Según datos del Instituto Argentino de Análisis Fiscal (IARAF), en los primeros ocho meses del año, solo dos tipos de gastos aumentaron en términos reales: las transferencias al sector privado, como subsidios, que subieron un 31,48%, y las jubilaciones y pensiones, que crecieron un 0,84%. En contraste, otros gastos como las transferencias a provincias y municipios cayeron un 63,74%, y los gastos en servicios no personales bajaron un 14,49%. Además, en agosto, el gasto en prestaciones de seguridad social bajó un 10%, principalmente por un ajuste en la Asignación Universal por Hijo (AUH).

¿Y qué pasa con el gasto total? 🚀

El famoso «efecto licuadora», que en su momento hizo que el gasto público pareciera explotar por la inflación, empieza a perder fuerza. La caída en el poder adquisitivo de las jubilaciones y pensiones ayudó a reducir el gasto total en el primer semestre del año. En concreto, esa reducción representó aproximadamente el 35% del ahorro fiscal total, y en conjunto con otros gastos sociales, la pérdida de valor de las prestaciones significó entre el 30% y el 40% del ajuste fiscal acumulado en 2024.

¿Qué desafíos trae la indexación? ⚠️

Expertos como Lucas Bernabá, de la Fundación Libertad, advierten que, aunque mantener el superávit fiscal y el control de la inflación son clave, la indexación de gastos complica la situación. Esto porque las jubilaciones, las tarifas del dólar y otros precios regulados se ajustan con retraso, usando datos de meses atrás. A medida que la inflación baja, estos mecanismos empiezan a tener más peso y dificultan que la inflación mensual se reduzca por debajo del 1%. Para fin de año, el pronóstico es que la inflación ronde el 1,5%, según el REM (Relevamiento de Expectativas de Mercado).

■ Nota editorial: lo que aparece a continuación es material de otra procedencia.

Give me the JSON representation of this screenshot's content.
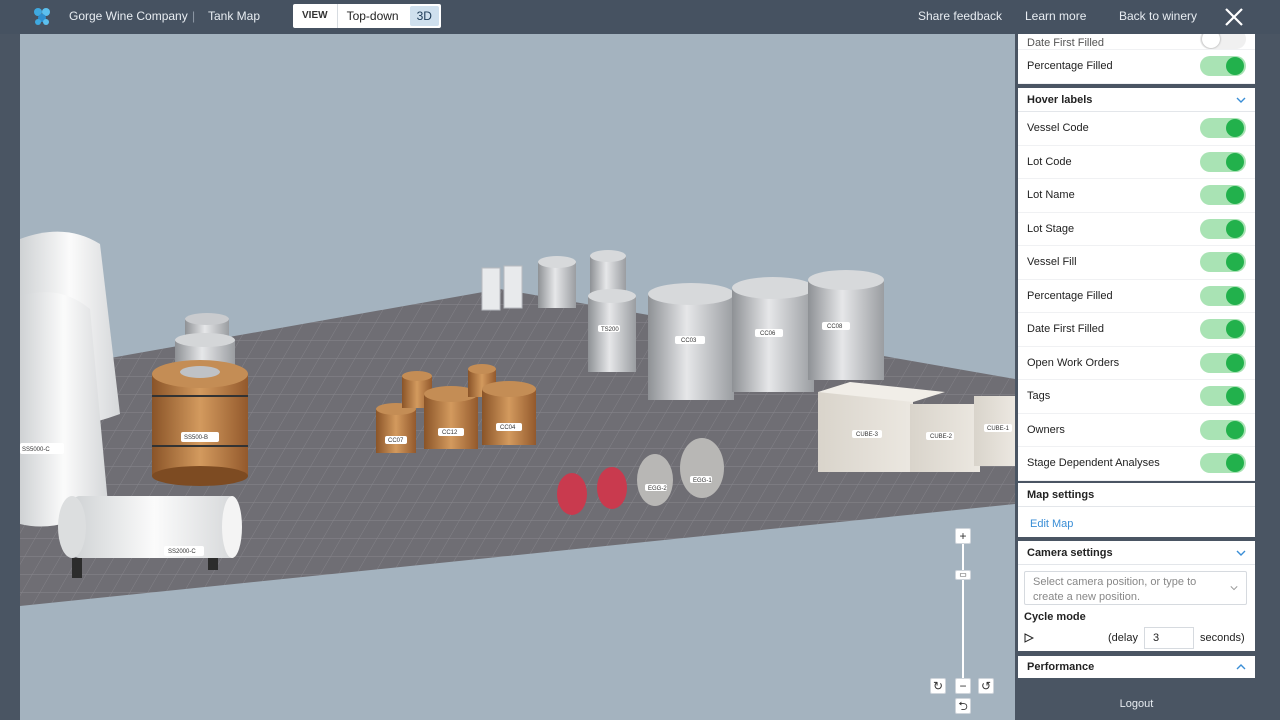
{
  "header": {
    "company": "Gorge Wine Company",
    "separator": "|",
    "section": "Tank Map",
    "view_label": "VIEW",
    "view_options": [
      "Top-down",
      "3D"
    ],
    "active_view": "3D",
    "links": [
      "Share feedback",
      "Learn more",
      "Back to winery"
    ],
    "accent_color": "#22b14c"
  },
  "scene_labels": {
    "ss5000c": "SS5000-C",
    "ss500b": "SS500-B",
    "ss2000c": "SS2000-C",
    "cc03": "CC03",
    "cc06": "CC06",
    "cc08": "CC08",
    "ts200": "TS200",
    "cc07": "CC07",
    "cc12": "CC12",
    "cc04": "CC04",
    "cube3": "CUBE-3",
    "cube2": "CUBE-2",
    "cube1": "CUBE-1",
    "egg2": "EGG-2",
    "egg1": "EGG-1"
  },
  "panel": {
    "top_rows": [
      {
        "label": "Date First Filled",
        "on": false
      },
      {
        "label": "Percentage Filled",
        "on": true
      }
    ],
    "hover_labels": {
      "title": "Hover labels",
      "rows": [
        {
          "label": "Vessel Code",
          "on": true
        },
        {
          "label": "Lot Code",
          "on": true
        },
        {
          "label": "Lot Name",
          "on": true
        },
        {
          "label": "Lot Stage",
          "on": true
        },
        {
          "label": "Vessel Fill",
          "on": true
        },
        {
          "label": "Percentage Filled",
          "on": true
        },
        {
          "label": "Date First Filled",
          "on": true
        },
        {
          "label": "Open Work Orders",
          "on": true
        },
        {
          "label": "Tags",
          "on": true
        },
        {
          "label": "Owners",
          "on": true
        },
        {
          "label": "Stage Dependent Analyses",
          "on": true
        }
      ]
    },
    "map_settings": {
      "title": "Map settings",
      "edit_link": "Edit Map"
    },
    "camera_settings": {
      "title": "Camera settings",
      "placeholder": "Select camera position, or type to create a new position.",
      "cycle_title": "Cycle mode",
      "delay_label": "(delay",
      "delay_value": "3",
      "seconds_label": "seconds)"
    },
    "performance": {
      "title": "Performance"
    },
    "logout": "Logout"
  },
  "zoom": {
    "plus": "+",
    "minus": "−"
  }
}
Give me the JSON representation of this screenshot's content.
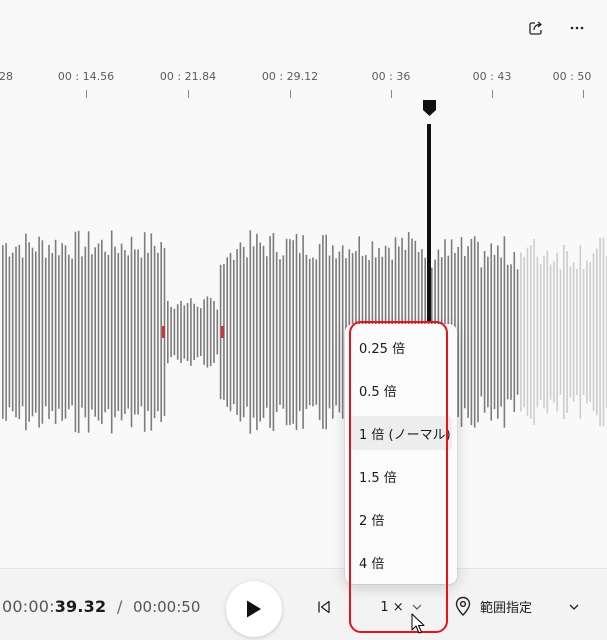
{
  "colors": {
    "waveform_played": "#7c7c7c",
    "waveform_unplayed": "#cdcdcd",
    "marker": "#d13438",
    "playhead": "#111111",
    "highlight": "#e8131a"
  },
  "toolbar": {
    "share_icon": "share-icon",
    "more_icon": "more-icon"
  },
  "timeline": {
    "ticks": [
      "28",
      "00 : 14.56",
      "00 : 21.84",
      "00 : 29.12",
      "00 : 36",
      "00 : 43",
      "00 : 50"
    ],
    "playhead_progress": 0.852
  },
  "playback": {
    "current_dim": "00:00:",
    "current_bold": "39.32",
    "separator": "/",
    "total": "00:00:50",
    "speed_label": "1 ×",
    "marker_label": "範囲指定"
  },
  "speed_menu": {
    "items": [
      "0.25 倍",
      "0.5 倍",
      "1 倍 (ノーマル)",
      "1.5 倍",
      "2 倍",
      "4 倍"
    ],
    "selected_index": 2
  }
}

¿Qué significa todo esto? 🤔

En resumen, Argentina aún enfrenta un escenario complejo. La inflación bajó, sí, pero todavía no es suficiente para cambiar la tendencia y reducir el gasto público de manera significativa. La indexación automática de muchas erogaciones hace que, mientras los precios desaceleran, los gastos sigan subiendo en términos reales. Esto obliga al Gobierno a ajustar partidas y a buscar formas de administrar mejor los recursos en medio de una economía que todavía lucha con la inflación y sus efectos.